We identified no studies on perpetrators of violence against sex workers in this review, with all studies focusing on samples of sex workers. This lack of perspective is a substantial limitation to understanding how violence against sex workers can be mitigated and to developing effective prevention that includes both men and women. Increasing calls are being made to include clients, intimate or nonpaying partners, and third parties (e.g., police, managers) of sex workers in research and programming with sex workers, particularly with respect to HIV and other STIs.84–86

Because we limited the search to English-language studies from North American databases, studies published elsewhere may not be included. As probability-based sampling frames of sex workers are difficult to create, it is likely that the studies we included have limited generalizability across settings. Our review only included peer-reviewed literature of epidemiological studies and excluded other potential sources of data, both peer-reviewed qualitative and social science literature and gray literature. Although such data can be useful, we chose to restrict our review to capture the highest quality peer-reviewed evidence to better inform responses to violence against sex workers. It is possible that we missed some studies that would otherwise have been eligible; this is a limitation faced by all systematic reviews. However, we attempted to address this limitation by having multiple reviewers (who each conducted independent reviews using the same method with which to search and extract data) and by contacting authors of publications to clarify if or how the study should be included and classified.

As our study’s aim was to review the correlates of violence, we did not search for or include studies that included only violence prevalence estimates without assessing correlates (i.e., we only included violence prevalence estimates that came from studies examining correlates of violence with bivariate or multivariable analysis). Thus, the violence prevalence estimates provided in this study cannot be considered a comprehensive collection and are an underestimate of the total violence prevalence estimates available in the literature. Nevertheless, results consistently showed a high prevalence of violence against sex workers in a range of settings.
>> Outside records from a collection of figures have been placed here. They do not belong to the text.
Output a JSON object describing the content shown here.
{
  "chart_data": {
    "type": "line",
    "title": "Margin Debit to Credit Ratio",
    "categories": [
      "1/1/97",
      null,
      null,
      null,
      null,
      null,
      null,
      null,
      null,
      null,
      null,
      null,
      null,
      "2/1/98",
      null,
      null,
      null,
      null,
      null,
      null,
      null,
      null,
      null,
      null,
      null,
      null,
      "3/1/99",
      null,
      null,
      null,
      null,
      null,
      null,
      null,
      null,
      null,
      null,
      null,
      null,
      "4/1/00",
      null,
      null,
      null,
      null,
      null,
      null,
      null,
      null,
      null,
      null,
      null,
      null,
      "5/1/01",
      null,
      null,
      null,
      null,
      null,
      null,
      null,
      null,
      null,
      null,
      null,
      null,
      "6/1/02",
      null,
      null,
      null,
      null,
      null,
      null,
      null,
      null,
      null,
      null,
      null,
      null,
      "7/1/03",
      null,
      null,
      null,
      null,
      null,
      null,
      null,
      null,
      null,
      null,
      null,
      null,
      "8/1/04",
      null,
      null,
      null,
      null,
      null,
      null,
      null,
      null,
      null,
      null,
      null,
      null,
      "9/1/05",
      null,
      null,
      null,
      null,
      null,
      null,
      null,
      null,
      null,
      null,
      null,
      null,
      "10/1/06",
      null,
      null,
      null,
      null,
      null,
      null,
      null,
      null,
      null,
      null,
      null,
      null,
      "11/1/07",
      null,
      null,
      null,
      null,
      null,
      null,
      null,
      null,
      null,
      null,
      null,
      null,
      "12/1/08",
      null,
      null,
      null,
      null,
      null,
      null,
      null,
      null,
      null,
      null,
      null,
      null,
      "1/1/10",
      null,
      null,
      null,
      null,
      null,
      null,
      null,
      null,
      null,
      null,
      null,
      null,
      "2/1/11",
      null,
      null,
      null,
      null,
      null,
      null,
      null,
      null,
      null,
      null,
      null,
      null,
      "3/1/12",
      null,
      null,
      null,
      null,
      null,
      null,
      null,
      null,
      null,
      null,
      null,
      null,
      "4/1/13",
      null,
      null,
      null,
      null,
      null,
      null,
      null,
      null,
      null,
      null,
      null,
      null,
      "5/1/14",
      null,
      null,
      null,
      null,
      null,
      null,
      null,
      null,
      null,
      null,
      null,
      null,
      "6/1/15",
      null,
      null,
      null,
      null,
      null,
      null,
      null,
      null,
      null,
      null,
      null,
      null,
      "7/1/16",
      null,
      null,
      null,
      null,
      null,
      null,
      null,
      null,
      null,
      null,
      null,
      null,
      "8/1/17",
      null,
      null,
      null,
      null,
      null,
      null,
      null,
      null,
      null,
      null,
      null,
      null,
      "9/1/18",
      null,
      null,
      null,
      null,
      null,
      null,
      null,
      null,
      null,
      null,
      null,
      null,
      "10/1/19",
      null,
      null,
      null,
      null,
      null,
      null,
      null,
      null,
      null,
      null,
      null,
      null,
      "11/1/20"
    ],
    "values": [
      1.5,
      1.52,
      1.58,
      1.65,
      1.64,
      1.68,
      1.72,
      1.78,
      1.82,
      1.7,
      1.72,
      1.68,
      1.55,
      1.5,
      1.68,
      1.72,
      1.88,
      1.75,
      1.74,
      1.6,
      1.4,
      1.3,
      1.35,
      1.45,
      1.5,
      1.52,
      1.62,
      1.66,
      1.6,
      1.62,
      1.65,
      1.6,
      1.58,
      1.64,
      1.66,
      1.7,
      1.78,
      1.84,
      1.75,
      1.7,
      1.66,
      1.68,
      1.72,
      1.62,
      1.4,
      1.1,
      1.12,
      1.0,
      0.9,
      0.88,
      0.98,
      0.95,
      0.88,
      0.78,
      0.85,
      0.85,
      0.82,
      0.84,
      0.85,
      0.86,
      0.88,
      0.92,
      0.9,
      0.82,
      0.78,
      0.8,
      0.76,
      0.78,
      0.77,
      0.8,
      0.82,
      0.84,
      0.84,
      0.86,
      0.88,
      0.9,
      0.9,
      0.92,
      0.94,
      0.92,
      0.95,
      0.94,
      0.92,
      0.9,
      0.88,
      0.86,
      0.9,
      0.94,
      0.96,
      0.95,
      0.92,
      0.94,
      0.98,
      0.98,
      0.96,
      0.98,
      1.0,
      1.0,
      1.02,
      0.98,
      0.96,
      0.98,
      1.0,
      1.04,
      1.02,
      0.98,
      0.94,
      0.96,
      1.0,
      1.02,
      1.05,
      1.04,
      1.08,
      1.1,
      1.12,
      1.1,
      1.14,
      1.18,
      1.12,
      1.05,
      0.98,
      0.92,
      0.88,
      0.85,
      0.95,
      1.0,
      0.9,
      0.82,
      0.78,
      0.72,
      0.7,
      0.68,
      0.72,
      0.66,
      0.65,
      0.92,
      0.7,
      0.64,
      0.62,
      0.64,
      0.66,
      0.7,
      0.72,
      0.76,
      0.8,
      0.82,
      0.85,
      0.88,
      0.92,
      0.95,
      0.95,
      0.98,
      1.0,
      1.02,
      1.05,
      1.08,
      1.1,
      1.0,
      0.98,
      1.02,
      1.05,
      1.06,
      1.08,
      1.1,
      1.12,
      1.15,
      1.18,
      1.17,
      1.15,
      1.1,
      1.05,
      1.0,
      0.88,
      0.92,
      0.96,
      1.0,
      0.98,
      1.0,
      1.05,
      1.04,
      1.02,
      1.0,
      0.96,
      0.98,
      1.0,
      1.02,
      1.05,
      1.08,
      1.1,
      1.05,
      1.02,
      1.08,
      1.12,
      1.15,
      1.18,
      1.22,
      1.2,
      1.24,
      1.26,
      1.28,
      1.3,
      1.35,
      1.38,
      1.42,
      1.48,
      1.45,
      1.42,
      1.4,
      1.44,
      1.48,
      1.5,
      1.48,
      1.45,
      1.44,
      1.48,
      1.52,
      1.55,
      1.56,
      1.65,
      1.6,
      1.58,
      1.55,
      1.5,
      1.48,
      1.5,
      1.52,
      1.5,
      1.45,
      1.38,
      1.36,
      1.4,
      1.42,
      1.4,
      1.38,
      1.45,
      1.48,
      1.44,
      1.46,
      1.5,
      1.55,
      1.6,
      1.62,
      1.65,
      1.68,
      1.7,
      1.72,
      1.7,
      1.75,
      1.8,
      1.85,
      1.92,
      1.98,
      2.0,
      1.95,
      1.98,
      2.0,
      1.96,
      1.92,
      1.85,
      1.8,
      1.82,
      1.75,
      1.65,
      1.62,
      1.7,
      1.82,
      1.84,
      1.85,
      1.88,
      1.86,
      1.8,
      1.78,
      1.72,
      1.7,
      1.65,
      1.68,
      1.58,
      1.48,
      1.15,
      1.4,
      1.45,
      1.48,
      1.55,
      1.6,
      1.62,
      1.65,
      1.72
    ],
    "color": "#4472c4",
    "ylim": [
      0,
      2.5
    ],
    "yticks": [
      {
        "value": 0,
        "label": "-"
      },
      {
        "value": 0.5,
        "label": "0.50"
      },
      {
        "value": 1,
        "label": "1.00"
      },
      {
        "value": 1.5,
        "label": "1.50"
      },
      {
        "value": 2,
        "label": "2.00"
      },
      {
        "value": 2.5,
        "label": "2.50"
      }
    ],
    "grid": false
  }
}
Few studies examined violence by intimate or other nonpaying partners and thus we were unable to make conclusions related to prevalence or correlates of intimate or other nonpaying partner violence compared with workplace violence. We were limited from making comparisons between female sex workers and transgender or male sex workers, because of the few studies available (3 studies with a sample population that included combined female and transgender; 1 study with a sample of men who have sex with men and transgenders). As gender or sexual identity has been identified as a key factor influencing pathways of violence against sex workers in qualitative studies,30 the lack of studies on transgender and male sex workers is a key gap in research that should be addressed in future studies. For each correlate, a limited number of studies was available to draw definitive conclusions. Moreover, we could not conduct a meta-analysis because of the range of measures of different risk factors and violence outcomes. A standardized approach to measuring and collecting data to document prevalence and correlates of violence against sex workers would help address these limitations.

Conclusions

This systematic review reveals a high burden of violence against sex workers globally, and documents existing evidence of the social, physical, policy, economic, and interpersonal correlates of violence against sex workers. The review supports increasing evidence-based calls to make violence against sex workers a public health and human rights priority on national and international policy agendas, and the urgent need for structural research and interventions to better document and respond to the contextual factors shaping violence against sex workers. These include structural changes to legal and policy environments (e.g., decriminalization, policing practices), work environments, gender and economic inequities, population movement, and stigma. In this regard, measurement and methodological innovation (e.g., longitudinal, multilevel, and mixed-methods research) and rigor, in partnership with sex-work communities, are critical.